A CISO’s Primary Responsibilities

The chief information security officer (CISO, aka the chief security officer, chief security architect, security manager, corporate security officer, or information security manager) is a senior executive with expertise in IT, cybersecurity, risk management, and auditing who can communicate complicated technical concepts to nontechnical leaders and employees.
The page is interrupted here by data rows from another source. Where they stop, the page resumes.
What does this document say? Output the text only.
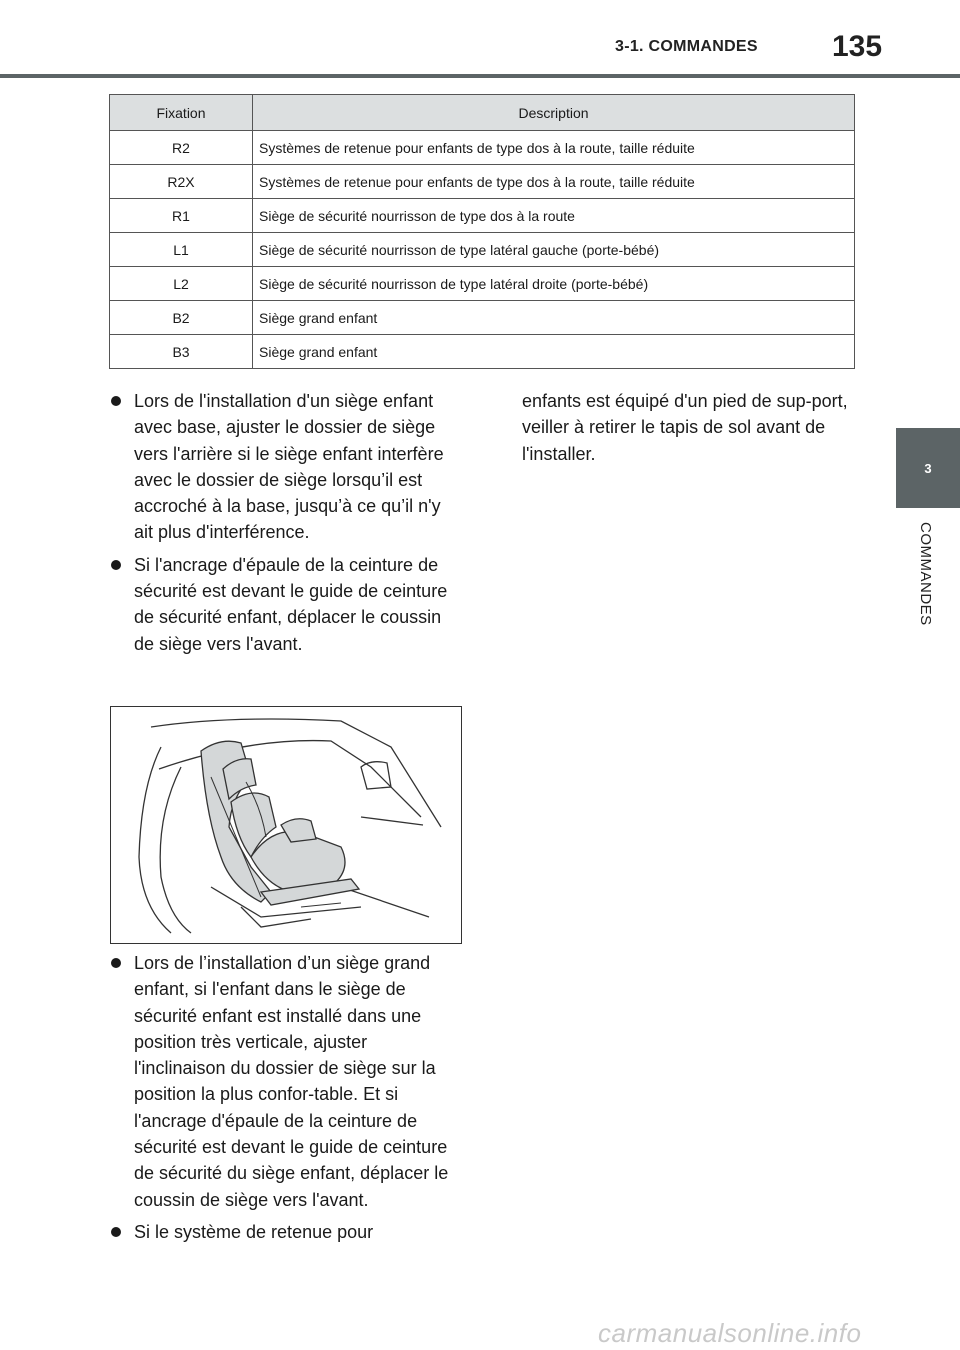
3-1. COMMANDES 135
3
COMMANDES
Fixation	Description
R2	Systèmes de retenue pour enfants de type dos à la route, taille réduite
R2X	Systèmes de retenue pour enfants de type dos à la route, taille réduite
R1	Siège de sécurité nourrisson de type dos à la route
L1	Siège de sécurité nourrisson de type latéral gauche (porte-bébé)
L2	Siège de sécurité nourrisson de type latéral droite (porte-bébé)
B2	Siège grand enfant
B3	Siège grand enfant
Lors de l'installation d'un siège enfant avec base, ajuster le dossier de siège vers l'arrière si le siège enfant interfère avec le dossier de siège lorsqu’il est accroché à la base, jusqu’à ce qu’il n'y ait plus d'interférence.
Si l'ancrage d'épaule de la ceinture de sécurité est devant le guide de ceinture de sécurité enfant, déplacer le coussin de siège vers l'avant.
Lors de l’installation d’un siège grand enfant, si l'enfant dans le siège de sécurité enfant est installé dans une position très verticale, ajuster l'inclinaison du dossier de siège sur la position la plus confor-table. Et si l'ancrage d'épaule de la ceinture de sécurité est devant le guide de ceinture de sécurité du siège enfant, déplacer le coussin de siège vers l'avant.
Si le système de retenue pour
enfants est équipé d'un pied de sup-port, veiller à retirer le tapis de sol avant de l'installer.
carmanualsonline.info
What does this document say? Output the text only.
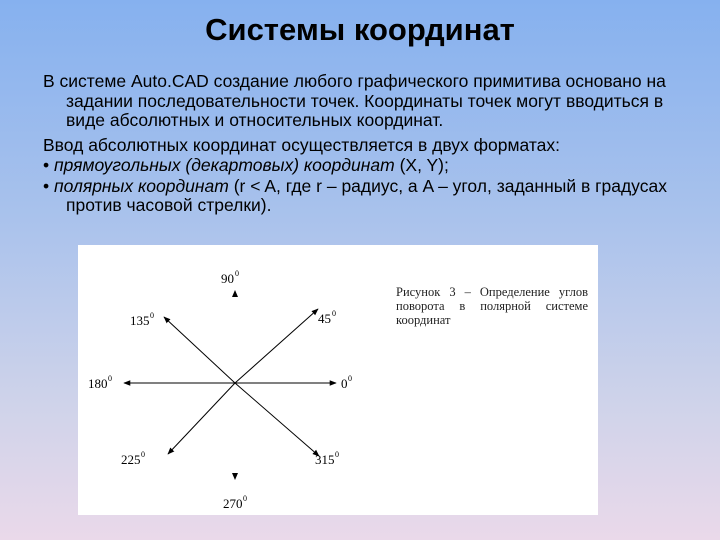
Системы координат

В системе Auto.CAD создание любого графического примитива основано на задании последовательности точек. Координаты точек могут вводиться в виде абсолютных и относительных координат.

Ввод абсолютных координат осуществляется в двух форматах:

• прямоугольных (декартовых) координат (X, Y);

• полярных координат (r < A, где r – радиус, а A – угол, заданный в градусах против часовой стрелки).

90 0
45 0
135 0
180 0	0 0
225 0	315 0
270 0
Рисунок 3 – Определение углов поворота в полярной системе координат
The CEO or chief information officer typically delegates tasks related to data security to the CISO, including:

  • Developing and implementing an information security program with procedures, policies, and practices designed to manage enterprise risks and protect the organization’s communications, systems, and assets from both internal and external threats;
  • Procuring cybersecurity products and services, mitigating the various risks that security threats pose to the organization’s mission and goals, and managing disaster recovery and business continuity plans;
  • Anticipating, assessing, and actively managing new and emerging threats, as well as responding to data breaches and other security incidents;
  • Coordinating with the chief legal officer, general counsel, head of risk management, and/or chief compliance officer to ensure that the company is in legal and regulatory compliance; managing the computer security incident response team; and conducting electronic discovery and digital forensic investigations;
  • Ensuring the data privacy and overall corporate security of the organization, its employees, and its facilities; conducting employee security awareness training; and enforcing adherence to security practices.